Sources: Before the Gold Rush by Nicholas Jennings (Toronto: Penguin, 1997), and the August 11, 1966, August 12, 1966, August 3, 1967, December 19, 1967, July 22, 1968, May 26, 1971, and February 5, 1973 editions of the Globe and Mail.
In his book Making the Scene: Yorkville and Hip Toronto in the 1960s, Stuart Henderson describes Colin Kerr as “an untamable schemer.” That scheming revolved around grabbing as much publicity as possible, no matter how ridiculous or tawdry it might be. As I rolled through one cheap, cruddy, exploitative incident after another, preparing this reprint became a depressing experience, and I put it aside several times.
Low-grade titillation aimed solely to earn attention gets old fast.
Globe and Mail, August 12, 1966.
In his autobiography Glow, Rick James describes an incident that was among the breaking points the Mynah Birds had with Kerr.
Colin sent us to do a teeny-bopper TV show in Hamilton, Ontario. I was excited. The studio was filled with screaming girls – all hired by Colin – and, as a gimmick, I was supposed to sing to a blind mynah bird. I went along with the program. I let them put the bird my hand as I sang this dumb-ass song. The girls loved it, but I didn’t, especially when the bird started shitting in my hand. When I tried to push him off, he dug his claws into my skin. With shit and blood all over me, I nearly bolted. Somehow I got through the song.
The Telegram, March 26, 1971.
While searching for fresh images, I found several in York University’s Telegram photo collection of a protest held outside the Mynah Bird. Sure enough, there was an accompanying story.
Cynical question: given everything else Kerr did to drum up attention, was this a legitimate protest or, given there was a performance that night, yet another publicity stunt?
The Body Politic #10, 1973.
An ad from the King Street era, pitched to the city’s gay community. Note attempt to make Rajah queer.
Richmond Hill Liberal, May 3, 1978.
Over the rest of the 1970s, plenty of ink was wasted in newspapers across North America over Kerr’s efforts to promote Rajah. The bird was supposed to be married in Las Vegas…then on the Tonight Show…then in Toronto.

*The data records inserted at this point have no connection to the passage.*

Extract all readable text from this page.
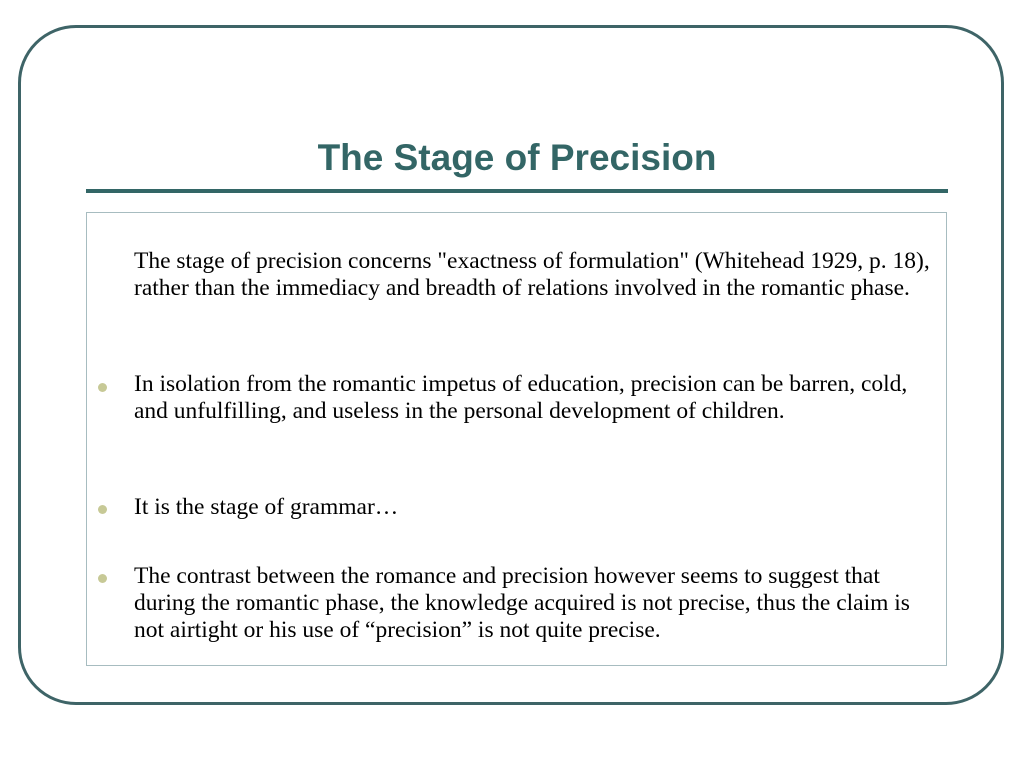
The Stage of Precision
The stage of precision concerns "exactness of formulation" (Whitehead 1929, p. 18), rather than the immediacy and breadth of relations involved in the romantic phase.
In isolation from the romantic impetus of education, precision can be barren, cold, and unfulfilling, and useless in the personal development of children.
It is the stage of grammar…
The contrast between the romance and precision however seems to suggest that during the romantic phase, the knowledge acquired is not precise, thus the claim is not airtight or his use of “precision” is not quite precise.
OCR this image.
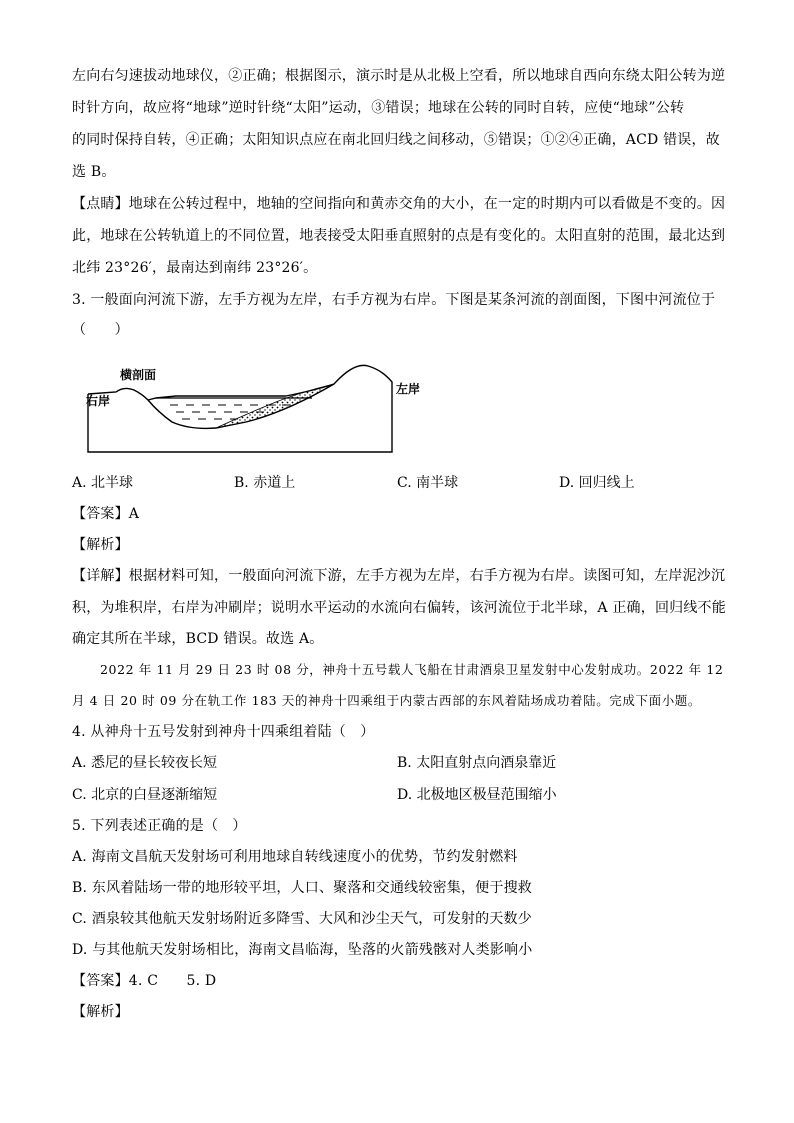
左向右匀速拔动地球仪，②正确；根据图示，演示时是从北极上空看，所以地球自西向东绕太阳公转为逆
时针方向，故应将“地球”逆时针绕“太阳”运动，③错误；地球在公转的同时自转，应使“地球”公转
的同时保持自转，④正确；太阳知识点应在南北回归线之间移动，⑤错误；①②④正确，ACD 错误，故
选 B。
【点睛】地球在公转过程中，地轴的空间指向和黄赤交角的大小，在一定的时期内可以看做是不变的。因
此，地球在公转轨道上的不同位置，地表接受太阳垂直照射的点是有变化的。太阳直射的范围，最北达到
北纬 23°26′，最南达到南纬 23°26′。
3. 一般面向河流下游，左手方视为左岸，右手方视为右岸。下图是某条河流的剖面图，下图中河流位于
（　　）
横剖面
右岸
左岸
A. 北半球	B. 赤道上	C. 南半球	D. 回归线上
【答案】A
【解析】
【详解】根据材料可知，一般面向河流下游，左手方视为左岸，右手方视为右岸。读图可知，左岸泥沙沉
积，为堆积岸，右岸为冲刷岸；说明水平运动的水流向右偏转，该河流位于北半球，A 正确，回归线不能
确定其所在半球，BCD 错误。故选 A。
2022 年 11 月 29 日 23 时 08 分，神舟十五号载人飞船在甘肃酒泉卫星发射中心发射成功。2022 年 12
月 4 日 20 时 09 分在轨工作 183 天的神舟十四乘组于内蒙古西部的东风着陆场成功着陆。完成下面小题。
4. 从神舟十五号发射到神舟十四乘组着陆（　）
A. 悉尼的昼长较夜长短	B. 太阳直射点向酒泉靠近
C. 北京的白昼逐渐缩短	D. 北极地区极昼范围缩小
5. 下列表述正确的是（　）
A. 海南文昌航天发射场可利用地球自转线速度小的优势，节约发射燃料
B. 东风着陆场一带的地形较平坦，人口、聚落和交通线较密集，便于搜救
C. 酒泉较其他航天发射场附近多降雪、大风和沙尘天气，可发射的天数少
D. 与其他航天发射场相比，海南文昌临海，坠落的火箭残骸对人类影响小
【答案】4. C　　5. D
【解析】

The bird was a psychic. The bird sold lucky medallions that he personally bit for good luck. The bird recorded records. I gave up tracking these stories, as promised events failed to happen and the tales grew increasingly name-droppy.
Maybe, as some newspaper columnists suggested at the time, Kerr did this to bring a light touch to a dark era. It didn’t have that effect on me.
Ottawa Journal, October 8, 1976.
Colin Kerr and Rajah. Photo by Doug Griffin. Toronto Star Photo Archive, Toronto Public Library, tspa_0059584f. This photo accompanied the story below, published in the February 8, 1985 Toronto Star.
Three months later, the Star reported that Rajah found a new mate, also named Rani. According to Kerr, who gave the birds bee pollen he used to boost his own virility, “within an hour they started making love like crazy.”